Last week Atomico published the 2019 edition of its report on the State of European Tech. Here are our top 10 takeaways.
1. The largest tech community in Europe is London. But in the UK London is not the only hub, both Cambridge and Oxford are home to thriving tech communities. As a whole, the UK is the single largest source of $1B+ VC-backed tech companies from Europe - it has 29. In what may or may not be a coincidence, the UK has 3,579,000 professionals with a scientific or technical training background - the highest number in Europe. The UK has also broken its own records this year; with $11,117M of capital being invested in 2019. This is in spite of a dip in capital invested in the UK last year.
2. Investment in European tech is increasing. Investment of capital in European tech has gone up year on year for the last 4 years (cumulatively increasing by 123%), with $34.4B invested in 2019.
3. Fintech and enterprise software companies are the major beneficiaries of capital. Since 2015, European companies in these two sectors alone have raised close to $50B. However, there are a further 5 industries that are also surpassing $2B capital invested versus only four in 2018. These are health, energy, transportation, food and marketing.
4. Artificial intelligence is booming in Europe. Europe is interested in AI - more research papers related to artificial intelligence are published here than in either China or the US and this year $4.9B of capital was invested into European AI companies.

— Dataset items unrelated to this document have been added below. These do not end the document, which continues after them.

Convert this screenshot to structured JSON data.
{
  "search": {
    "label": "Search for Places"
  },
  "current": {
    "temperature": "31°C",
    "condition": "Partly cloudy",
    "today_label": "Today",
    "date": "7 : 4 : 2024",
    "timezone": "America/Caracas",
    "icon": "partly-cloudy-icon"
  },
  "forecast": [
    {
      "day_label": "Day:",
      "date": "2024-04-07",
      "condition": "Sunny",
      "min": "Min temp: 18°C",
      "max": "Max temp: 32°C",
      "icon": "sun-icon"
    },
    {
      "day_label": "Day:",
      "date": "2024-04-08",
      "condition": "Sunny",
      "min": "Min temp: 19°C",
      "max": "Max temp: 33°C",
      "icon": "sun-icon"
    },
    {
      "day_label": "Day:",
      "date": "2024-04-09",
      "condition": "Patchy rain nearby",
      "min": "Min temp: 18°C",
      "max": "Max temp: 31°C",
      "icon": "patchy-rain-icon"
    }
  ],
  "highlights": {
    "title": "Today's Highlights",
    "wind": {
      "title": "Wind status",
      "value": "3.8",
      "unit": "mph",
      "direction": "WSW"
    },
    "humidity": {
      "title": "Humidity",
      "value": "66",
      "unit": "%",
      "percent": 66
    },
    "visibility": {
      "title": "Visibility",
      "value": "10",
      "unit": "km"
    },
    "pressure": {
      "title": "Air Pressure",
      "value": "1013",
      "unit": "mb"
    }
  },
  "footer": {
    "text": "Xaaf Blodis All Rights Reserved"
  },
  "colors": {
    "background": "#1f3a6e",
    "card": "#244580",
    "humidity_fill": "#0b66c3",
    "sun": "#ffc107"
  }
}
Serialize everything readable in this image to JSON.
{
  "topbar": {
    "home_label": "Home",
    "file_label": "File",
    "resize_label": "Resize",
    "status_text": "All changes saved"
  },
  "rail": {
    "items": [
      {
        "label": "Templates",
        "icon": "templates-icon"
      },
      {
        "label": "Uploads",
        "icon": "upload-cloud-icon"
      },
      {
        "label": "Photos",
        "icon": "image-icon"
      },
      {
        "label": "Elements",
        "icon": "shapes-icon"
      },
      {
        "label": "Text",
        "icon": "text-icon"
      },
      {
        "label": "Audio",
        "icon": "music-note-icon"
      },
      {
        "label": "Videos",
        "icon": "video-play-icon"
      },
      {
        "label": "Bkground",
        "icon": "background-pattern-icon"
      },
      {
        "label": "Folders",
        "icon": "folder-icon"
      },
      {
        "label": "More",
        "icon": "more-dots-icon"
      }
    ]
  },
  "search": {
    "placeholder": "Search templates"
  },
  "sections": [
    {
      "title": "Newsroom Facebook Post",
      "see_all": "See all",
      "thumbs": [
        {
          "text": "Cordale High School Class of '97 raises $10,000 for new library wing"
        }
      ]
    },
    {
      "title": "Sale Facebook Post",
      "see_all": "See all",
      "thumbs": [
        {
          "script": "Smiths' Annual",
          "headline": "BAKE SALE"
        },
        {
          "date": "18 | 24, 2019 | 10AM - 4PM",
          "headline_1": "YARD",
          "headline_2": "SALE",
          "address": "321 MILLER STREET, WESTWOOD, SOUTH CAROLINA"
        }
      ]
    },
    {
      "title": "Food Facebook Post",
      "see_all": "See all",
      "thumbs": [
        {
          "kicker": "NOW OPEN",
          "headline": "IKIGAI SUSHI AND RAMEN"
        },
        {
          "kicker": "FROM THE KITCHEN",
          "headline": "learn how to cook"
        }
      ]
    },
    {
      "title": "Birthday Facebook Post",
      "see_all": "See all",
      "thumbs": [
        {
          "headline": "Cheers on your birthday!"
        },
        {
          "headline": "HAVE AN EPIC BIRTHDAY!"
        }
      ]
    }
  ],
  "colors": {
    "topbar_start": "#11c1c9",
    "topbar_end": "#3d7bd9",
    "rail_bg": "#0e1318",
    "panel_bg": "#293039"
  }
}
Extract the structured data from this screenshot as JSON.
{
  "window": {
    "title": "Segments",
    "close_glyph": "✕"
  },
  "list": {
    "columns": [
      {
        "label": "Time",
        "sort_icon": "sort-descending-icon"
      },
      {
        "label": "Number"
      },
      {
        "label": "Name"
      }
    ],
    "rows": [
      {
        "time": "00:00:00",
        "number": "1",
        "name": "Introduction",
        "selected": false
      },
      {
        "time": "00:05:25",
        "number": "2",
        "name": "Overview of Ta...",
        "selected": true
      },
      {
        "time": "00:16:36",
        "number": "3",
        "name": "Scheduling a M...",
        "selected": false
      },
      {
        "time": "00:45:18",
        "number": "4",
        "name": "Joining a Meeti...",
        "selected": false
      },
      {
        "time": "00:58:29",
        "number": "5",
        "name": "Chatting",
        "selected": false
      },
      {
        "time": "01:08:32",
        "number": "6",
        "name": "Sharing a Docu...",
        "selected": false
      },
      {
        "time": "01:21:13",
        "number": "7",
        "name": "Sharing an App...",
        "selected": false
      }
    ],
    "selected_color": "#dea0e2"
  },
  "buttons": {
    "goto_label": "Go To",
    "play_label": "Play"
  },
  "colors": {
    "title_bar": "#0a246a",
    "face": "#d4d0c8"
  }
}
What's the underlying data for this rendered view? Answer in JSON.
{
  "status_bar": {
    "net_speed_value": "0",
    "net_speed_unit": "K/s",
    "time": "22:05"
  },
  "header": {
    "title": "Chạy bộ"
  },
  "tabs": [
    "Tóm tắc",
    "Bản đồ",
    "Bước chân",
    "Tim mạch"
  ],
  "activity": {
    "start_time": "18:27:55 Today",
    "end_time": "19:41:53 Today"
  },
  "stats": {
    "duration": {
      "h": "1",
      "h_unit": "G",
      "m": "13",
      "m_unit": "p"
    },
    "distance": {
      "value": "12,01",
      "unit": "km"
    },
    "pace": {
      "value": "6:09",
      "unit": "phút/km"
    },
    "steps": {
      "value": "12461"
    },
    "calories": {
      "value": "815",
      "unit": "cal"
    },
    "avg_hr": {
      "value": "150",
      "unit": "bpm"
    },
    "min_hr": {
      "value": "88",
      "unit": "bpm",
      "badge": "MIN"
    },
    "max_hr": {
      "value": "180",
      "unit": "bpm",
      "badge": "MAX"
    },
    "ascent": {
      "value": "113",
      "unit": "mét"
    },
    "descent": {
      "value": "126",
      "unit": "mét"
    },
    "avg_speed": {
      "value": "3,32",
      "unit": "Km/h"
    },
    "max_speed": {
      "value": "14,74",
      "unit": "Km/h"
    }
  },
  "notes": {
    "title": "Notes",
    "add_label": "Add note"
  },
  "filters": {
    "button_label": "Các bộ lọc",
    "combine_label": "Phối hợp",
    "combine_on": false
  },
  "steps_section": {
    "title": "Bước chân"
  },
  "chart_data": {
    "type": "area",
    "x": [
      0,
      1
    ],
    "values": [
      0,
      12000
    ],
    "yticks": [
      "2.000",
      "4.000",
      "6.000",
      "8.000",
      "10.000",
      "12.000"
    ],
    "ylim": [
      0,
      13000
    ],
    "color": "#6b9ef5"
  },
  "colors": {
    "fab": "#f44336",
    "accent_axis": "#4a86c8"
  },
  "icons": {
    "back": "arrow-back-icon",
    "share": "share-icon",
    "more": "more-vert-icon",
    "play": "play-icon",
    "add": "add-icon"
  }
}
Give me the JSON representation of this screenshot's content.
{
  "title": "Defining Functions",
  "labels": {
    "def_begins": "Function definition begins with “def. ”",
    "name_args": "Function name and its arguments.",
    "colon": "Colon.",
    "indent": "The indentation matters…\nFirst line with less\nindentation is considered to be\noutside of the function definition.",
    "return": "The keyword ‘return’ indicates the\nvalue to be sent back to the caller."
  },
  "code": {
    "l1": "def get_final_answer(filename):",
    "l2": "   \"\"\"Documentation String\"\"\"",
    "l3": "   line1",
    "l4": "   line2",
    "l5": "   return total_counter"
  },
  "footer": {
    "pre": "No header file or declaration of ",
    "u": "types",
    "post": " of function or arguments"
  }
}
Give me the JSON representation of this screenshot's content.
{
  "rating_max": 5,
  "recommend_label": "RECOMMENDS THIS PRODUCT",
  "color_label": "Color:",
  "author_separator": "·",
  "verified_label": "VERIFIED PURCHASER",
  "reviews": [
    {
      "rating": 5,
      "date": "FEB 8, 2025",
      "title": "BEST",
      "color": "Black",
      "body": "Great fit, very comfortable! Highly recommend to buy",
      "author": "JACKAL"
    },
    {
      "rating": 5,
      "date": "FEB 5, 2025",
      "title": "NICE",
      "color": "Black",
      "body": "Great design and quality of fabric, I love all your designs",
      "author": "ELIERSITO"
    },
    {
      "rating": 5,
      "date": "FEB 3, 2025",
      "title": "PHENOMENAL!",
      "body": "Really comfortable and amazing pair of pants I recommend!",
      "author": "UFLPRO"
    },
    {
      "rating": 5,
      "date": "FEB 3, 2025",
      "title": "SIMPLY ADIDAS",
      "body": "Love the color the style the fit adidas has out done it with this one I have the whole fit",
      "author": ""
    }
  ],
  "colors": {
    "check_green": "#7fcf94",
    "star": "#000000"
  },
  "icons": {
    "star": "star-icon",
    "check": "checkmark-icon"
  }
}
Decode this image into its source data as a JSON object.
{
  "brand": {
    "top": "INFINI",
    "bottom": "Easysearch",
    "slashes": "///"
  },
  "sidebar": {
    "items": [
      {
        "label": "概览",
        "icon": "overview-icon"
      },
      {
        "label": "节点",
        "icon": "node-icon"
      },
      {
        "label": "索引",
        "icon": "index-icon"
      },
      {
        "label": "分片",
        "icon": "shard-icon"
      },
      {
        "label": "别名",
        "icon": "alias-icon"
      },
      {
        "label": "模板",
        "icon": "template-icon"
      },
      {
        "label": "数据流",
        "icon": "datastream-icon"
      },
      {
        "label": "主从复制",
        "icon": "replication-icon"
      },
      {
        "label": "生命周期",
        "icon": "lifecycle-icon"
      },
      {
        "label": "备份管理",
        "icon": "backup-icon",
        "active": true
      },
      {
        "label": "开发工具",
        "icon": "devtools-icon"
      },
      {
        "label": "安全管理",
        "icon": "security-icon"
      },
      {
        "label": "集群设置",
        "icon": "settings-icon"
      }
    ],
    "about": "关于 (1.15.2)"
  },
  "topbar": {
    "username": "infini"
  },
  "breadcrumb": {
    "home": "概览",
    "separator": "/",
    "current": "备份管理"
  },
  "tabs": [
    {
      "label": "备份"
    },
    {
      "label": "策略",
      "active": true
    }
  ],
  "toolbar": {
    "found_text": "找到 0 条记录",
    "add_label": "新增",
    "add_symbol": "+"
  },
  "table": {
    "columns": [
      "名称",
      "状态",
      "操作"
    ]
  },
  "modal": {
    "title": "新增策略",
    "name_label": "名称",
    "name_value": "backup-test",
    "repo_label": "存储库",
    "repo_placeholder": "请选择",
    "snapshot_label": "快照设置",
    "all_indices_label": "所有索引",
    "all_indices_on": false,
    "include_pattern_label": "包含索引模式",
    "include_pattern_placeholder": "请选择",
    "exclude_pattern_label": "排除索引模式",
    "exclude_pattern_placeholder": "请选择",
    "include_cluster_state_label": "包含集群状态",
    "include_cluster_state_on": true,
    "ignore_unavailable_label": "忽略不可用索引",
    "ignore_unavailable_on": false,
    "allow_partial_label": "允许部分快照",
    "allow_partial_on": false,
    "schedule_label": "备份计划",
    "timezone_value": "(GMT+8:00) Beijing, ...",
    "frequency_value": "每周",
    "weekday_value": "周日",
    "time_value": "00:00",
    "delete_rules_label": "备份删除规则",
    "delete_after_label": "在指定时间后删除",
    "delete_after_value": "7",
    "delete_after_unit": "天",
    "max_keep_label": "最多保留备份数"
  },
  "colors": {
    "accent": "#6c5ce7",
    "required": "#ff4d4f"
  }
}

5. Big deals are responsible for a significant amount of funding. 40% of all funding raised by European tech companies in the first nine months of 2019 was in deals larger than $100M.
6. There is a continued focus on sustainability. There are more than 500 European tech companies founded since 2005 that are tackling at least one of the UN’s Sustainable Development Goals as a core part of their mission. The goals most focussed on are SDG 13 - Climate Action, SDG 7 - Affordable and Clean Energy and SDG 3 - Health and Well-being.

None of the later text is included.